Skyripper used polypropylene as one of their fuel options for 38mm. The other option was PVC if I remember correctly. The PP gave better performance. Using recycled plastic could be a good option since most recycling plants can hardly give the stuff away.
In fireworking, various synthetics are used for star compositions for mines and aerial shells, including natural and synthetic polymers, as both binders and fuels. But not really for propellant fuels beyond the composite formulations you're already familiar with.
PVC powder, for example, is useful as a slow-medium burn rate fuel that also provides the chlorine necessary for amplifying color saturation needed in most colored comps, and it also acts as a good binder to keep individual stars intact when the aerial burst charge goes off. But PVC has not been explored much as a propellant (in fireworking, at least) because of its not-so-energetic burn when combined with the majority of pyro oxidizers (AP included). Another synthetic plastic-like polymer commonly used (and probably the binder in more than half of commercial aerial fireworks from China because it's so cheap) is phenolic resin, of which there are probably thousands of permutations. Phenolic resins, actually phenol-formaldehyde polymers, were the first true synthetic plastics (e.g., Bakelite). Given there's so many possible types, perhaps one or another might prove to be a useful propellant fuel. Phenol. Formaldehyde. Doesn't exactly ring of environmental friendliness, though....

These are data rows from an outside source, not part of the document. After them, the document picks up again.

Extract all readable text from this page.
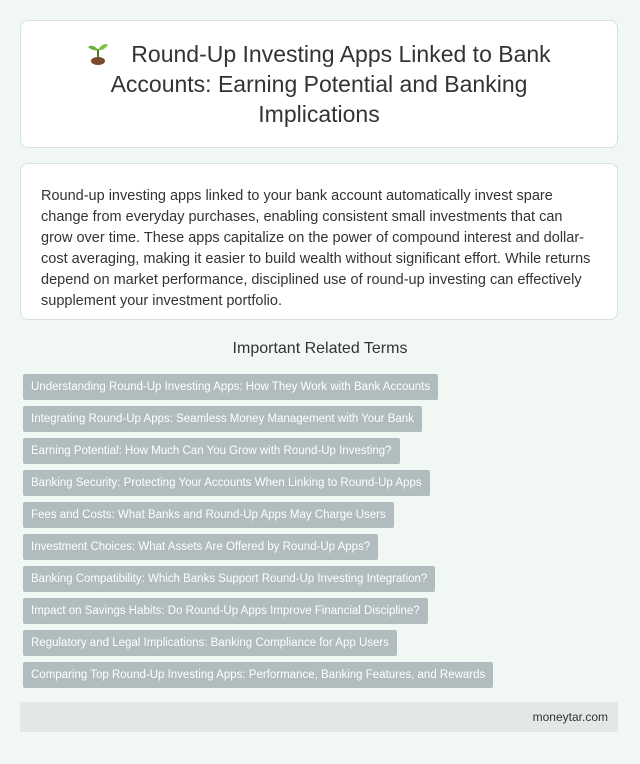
Round-Up Investing Apps Linked to Bank Accounts: Earning Potential and Banking Implications

Round-up investing apps linked to your bank account automatically invest spare change from everyday purchases, enabling consistent small investments that can grow over time. These apps capitalize on the power of compound interest and dollar-cost averaging, making it easier to build wealth without significant effort. While returns depend on market performance, disciplined use of round-up investing can effectively supplement your investment portfolio.

Important Related Terms
Understanding Round-Up Investing Apps: How They Work with Bank Accounts
Integrating Round-Up Apps: Seamless Money Management with Your Bank
Earning Potential: How Much Can You Grow with Round-Up Investing?
Banking Security: Protecting Your Accounts When Linking to Round-Up Apps
Fees and Costs: What Banks and Round-Up Apps May Charge Users
Investment Choices: What Assets Are Offered by Round-Up Apps?
Banking Compatibility: Which Banks Support Round-Up Investing Integration?
Impact on Savings Habits: Do Round-Up Apps Improve Financial Discipline?
Regulatory and Legal Implications: Banking Compliance for App Users
Comparing Top Round-Up Investing Apps: Performance, Banking Features, and Rewards
moneytar.com
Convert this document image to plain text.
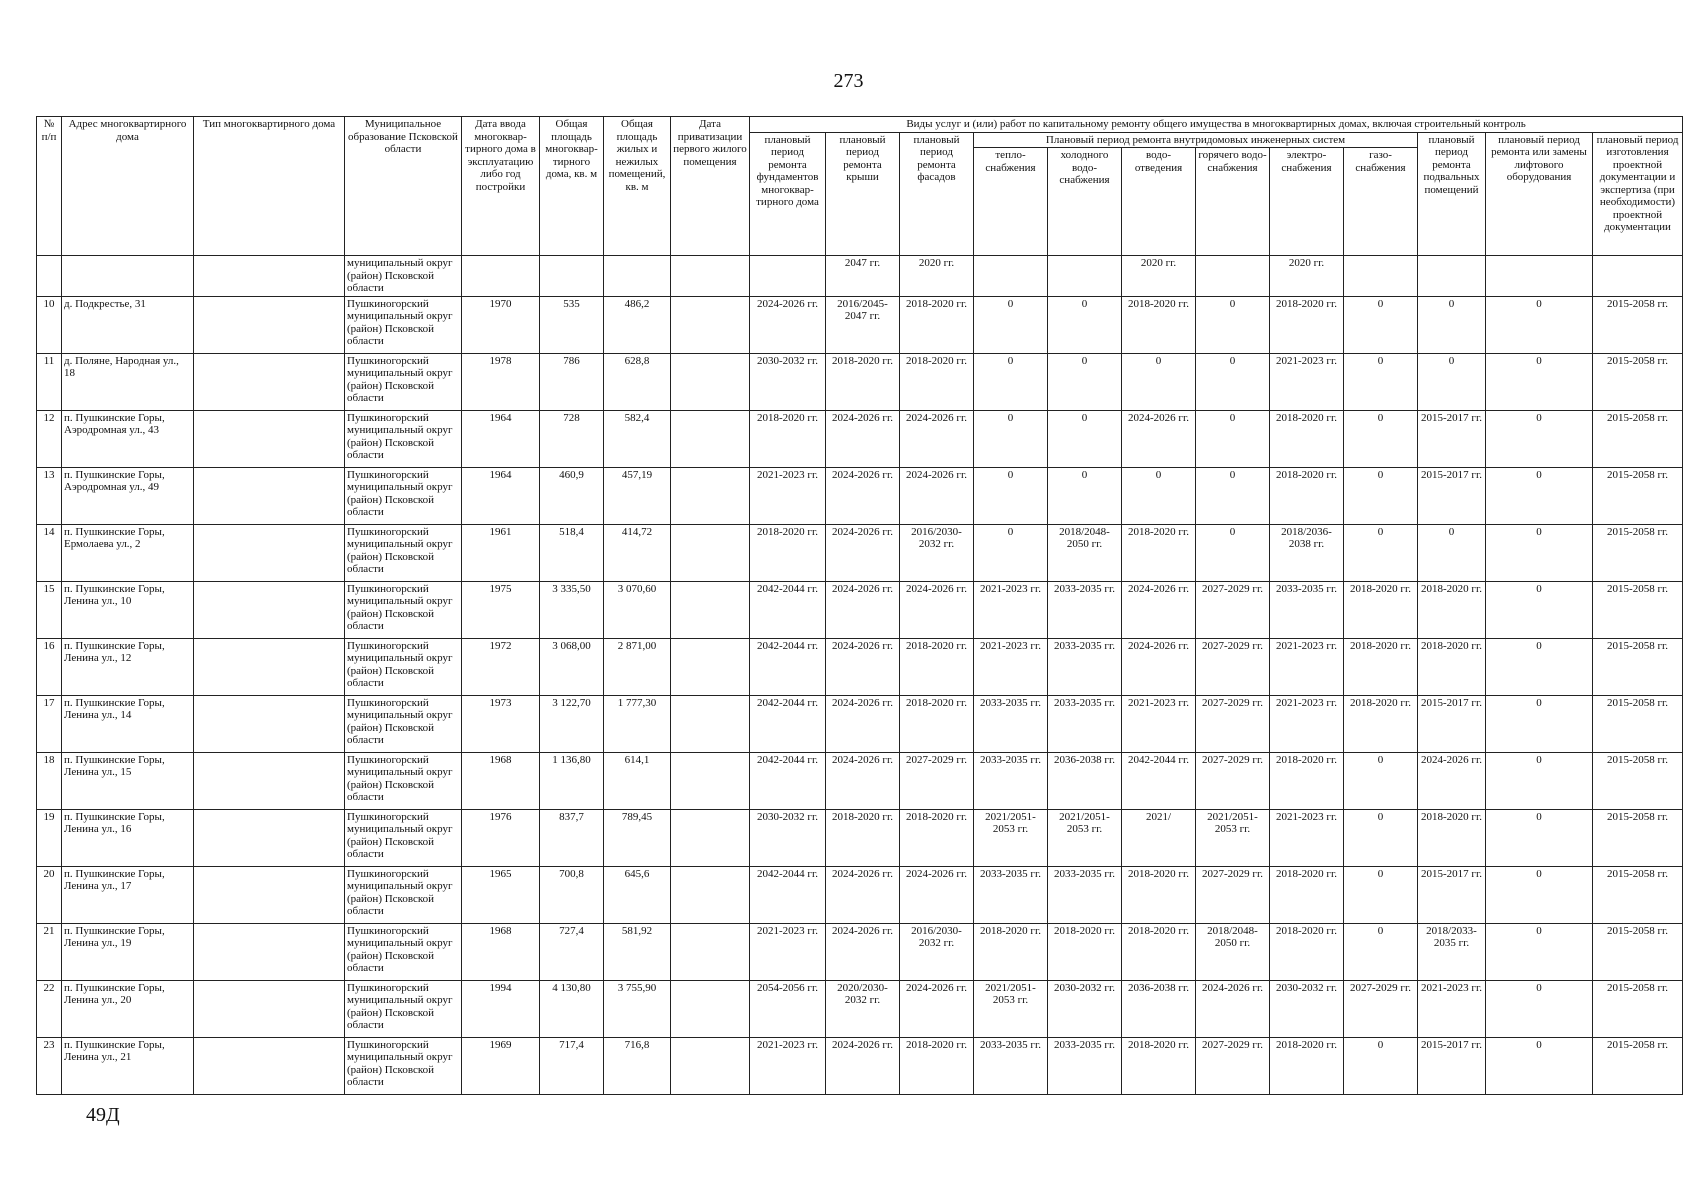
273
№ п/п	Адрес многоквартирного дома	Тип многоквартирного дома	Муниципальное образование Псковской области	Дата ввода многоквар-тирного дома в эксплуатацию либо год постройки	Общая площадь многоквар-тирного дома, кв. м	Общая площадь жилых и нежилых помещений, кв. м	Дата приватизации первого жилого помещения	Виды услуг и (или) работ по капитальному ремонту общего имущества в многоквартирных домах, включая строительный контроль											
								плановый период ремонта фундаментов многоквар-тирного дома	плановый период ремонта крыши	плановый период ремонта фасадов	Плановый период ремонта внутридомовых инженерных систем						плановый период ремонта подвальных помещений	плановый период ремонта или замены лифтового оборудования	плановый период изготовления проектной документации и экспертиза (при необходимости) проектной документации
											тепло-снабжения	холодного водо-снабжения	водо-отведения	горячего водо-снабжения	электро-снабжения	газо-снабжения			
			муниципальный округ (район) Псковской области						2047 гг.	2020 гг.			2020 гг.		2020 гг.				
10	д. Подкрестье, 31		Пушкиногорский муниципальный округ (район) Псковской области	1970	535	486,2		2024-2026 гг.	2016/2045-2047 гг.	2018-2020 гг.	0	0	2018-2020 гг.	0	2018-2020 гг.	0	0	0	2015-2058 гг.
11	д. Поляне, Народная ул., 18		Пушкиногорский муниципальный округ (район) Псковской области	1978	786	628,8		2030-2032 гг.	2018-2020 гг.	2018-2020 гг.	0	0	0	0	2021-2023 гг.	0	0	0	2015-2058 гг.
12	п. Пушкинские Горы, Аэродромная ул., 43		Пушкиногорский муниципальный округ (район) Псковской области	1964	728	582,4		2018-2020 гг.	2024-2026 гг.	2024-2026 гг.	0	0	2024-2026 гг.	0	2018-2020 гг.	0	2015-2017 гг.	0	2015-2058 гг.
13	п. Пушкинские Горы, Аэродромная ул., 49		Пушкиногорский муниципальный округ (район) Псковской области	1964	460,9	457,19		2021-2023 гг.	2024-2026 гг.	2024-2026 гг.	0	0	0	0	2018-2020 гг.	0	2015-2017 гг.	0	2015-2058 гг.
14	п. Пушкинские Горы, Ермолаева ул., 2		Пушкиногорский муниципальный округ (район) Псковской области	1961	518,4	414,72		2018-2020 гг.	2024-2026 гг.	2016/2030-2032 гг.	0	2018/2048-2050 гг.	2018-2020 гг.	0	2018/2036-2038 гг.	0	0	0	2015-2058 гг.
15	п. Пушкинские Горы, Ленина ул., 10		Пушкиногорский муниципальный округ (район) Псковской области	1975	3 335,50	3 070,60		2042-2044 гг.	2024-2026 гг.	2024-2026 гг.	2021-2023 гг.	2033-2035 гг.	2024-2026 гг.	2027-2029 гг.	2033-2035 гг.	2018-2020 гг.	2018-2020 гг.	0	2015-2058 гг.
16	п. Пушкинские Горы, Ленина ул., 12		Пушкиногорский муниципальный округ (район) Псковской области	1972	3 068,00	2 871,00		2042-2044 гг.	2024-2026 гг.	2018-2020 гг.	2021-2023 гг.	2033-2035 гг.	2024-2026 гг.	2027-2029 гг.	2021-2023 гг.	2018-2020 гг.	2018-2020 гг.	0	2015-2058 гг.
17	п. Пушкинские Горы, Ленина ул., 14		Пушкиногорский муниципальный округ (район) Псковской области	1973	3 122,70	1 777,30		2042-2044 гг.	2024-2026 гг.	2018-2020 гг.	2033-2035 гг.	2033-2035 гг.	2021-2023 гг.	2027-2029 гг.	2021-2023 гг.	2018-2020 гг.	2015-2017 гг.	0	2015-2058 гг.
18	п. Пушкинские Горы, Ленина ул., 15		Пушкиногорский муниципальный округ (район) Псковской области	1968	1 136,80	614,1		2042-2044 гг.	2024-2026 гг.	2027-2029 гг.	2033-2035 гг.	2036-2038 гг.	2042-2044 гг.	2027-2029 гг.	2018-2020 гг.	0	2024-2026 гг.	0	2015-2058 гг.
19	п. Пушкинские Горы, Ленина ул., 16		Пушкиногорский муниципальный округ (район) Псковской области	1976	837,7	789,45		2030-2032 гг.	2018-2020 гг.	2018-2020 гг.	2021/2051-2053 гг.	2021/2051-2053 гг.	2021/	2021/2051-2053 гг.	2021-2023 гг.	0	2018-2020 гг.	0	2015-2058 гг.
20	п. Пушкинские Горы, Ленина ул., 17		Пушкиногорский муниципальный округ (район) Псковской области	1965	700,8	645,6		2042-2044 гг.	2024-2026 гг.	2024-2026 гг.	2033-2035 гг.	2033-2035 гг.	2018-2020 гг.	2027-2029 гг.	2018-2020 гг.	0	2015-2017 гг.	0	2015-2058 гг.
21	п. Пушкинские Горы, Ленина ул., 19		Пушкиногорский муниципальный округ (район) Псковской области	1968	727,4	581,92		2021-2023 гг.	2024-2026 гг.	2016/2030-2032 гг.	2018-2020 гг.	2018-2020 гг.	2018-2020 гг.	2018/2048-2050 гг.	2018-2020 гг.	0	2018/2033-2035 гг.	0	2015-2058 гг.
22	п. Пушкинские Горы, Ленина ул., 20		Пушкиногорский муниципальный округ (район) Псковской области	1994	4 130,80	3 755,90		2054-2056 гг.	2020/2030-2032 гг.	2024-2026 гг.	2021/2051-2053 гг.	2030-2032 гг.	2036-2038 гг.	2024-2026 гг.	2030-2032 гг.	2027-2029 гг.	2021-2023 гг.	0	2015-2058 гг.
23	п. Пушкинские Горы, Ленина ул., 21		Пушкиногорский муниципальный округ (район) Псковской области	1969	717,4	716,8		2021-2023 гг.	2024-2026 гг.	2018-2020 гг.	2033-2035 гг.	2033-2035 гг.	2018-2020 гг.	2027-2029 гг.	2018-2020 гг.	0	2015-2017 гг.	0	2015-2058 гг.
49Д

Other synthetic binders/fuel/chlorine donors in fireworking don't stand out as potential propellant champions because of their mediocre burn rates and energy content. Commonly used synthetics: Parlon,
i.e., chlorinated rubber; original Saran,
i.e. polyvinylidene chloride, Chlorowax,
i.e., chlorinated paraffin--70% chlorine, actually; are all used as combo fuels/chlorine donors in fireworking. But they burn pretty slowly and with variably nasty combustion products. Incidentally, the chlorine that fireworkers love about the original Saran was changed in the early 2000s to polyethylene by SC Johnson, due to the chlorine content and related environmental concerns. Lost a lot of sales with their mutated Saran Wrap. A little off-topic from rocket fuels, but a brief summary of the utility, and generally mediocre and dirty burning characteristics, of many synthetic polymers, even when mixed with hot oxidizers like AP and perc... That said, rocketeers are constantly striving for better propellants, whereas in fireworking, the primary use of rocket propellants (largely restricted to inexpensive BP, whistle, strobe, and some sugar fuels) is A) to launch a pretty device to an appropriate and safe altitude, and B) for the propellant effect itself (strobe/whistle fuels). So there's not really a ton of experimentation in that hobby, outside of select groups, in developing novel propellants based on synthetics. Some, but not much.
Given it's ubiquity across all layers of the globe, it'd be nice to find a true utility for all plastic waste, be it rocket fuel or something else. Although some innovation and creativity has been used to address the plastic "problem", reuse/recycling efforts remain woefully inadequate.
That "trash rocket" in tfish's post above exemplifies the filth of many burning synthetics. There's always room for improvement. His free-burning chunks ignited approximately as vigorously as some silicone/perc/Al formulations I've made for groundworks (not intended for propellants, but...who knows?), but without the worrisome black smoke cloud he got when packed into a tube.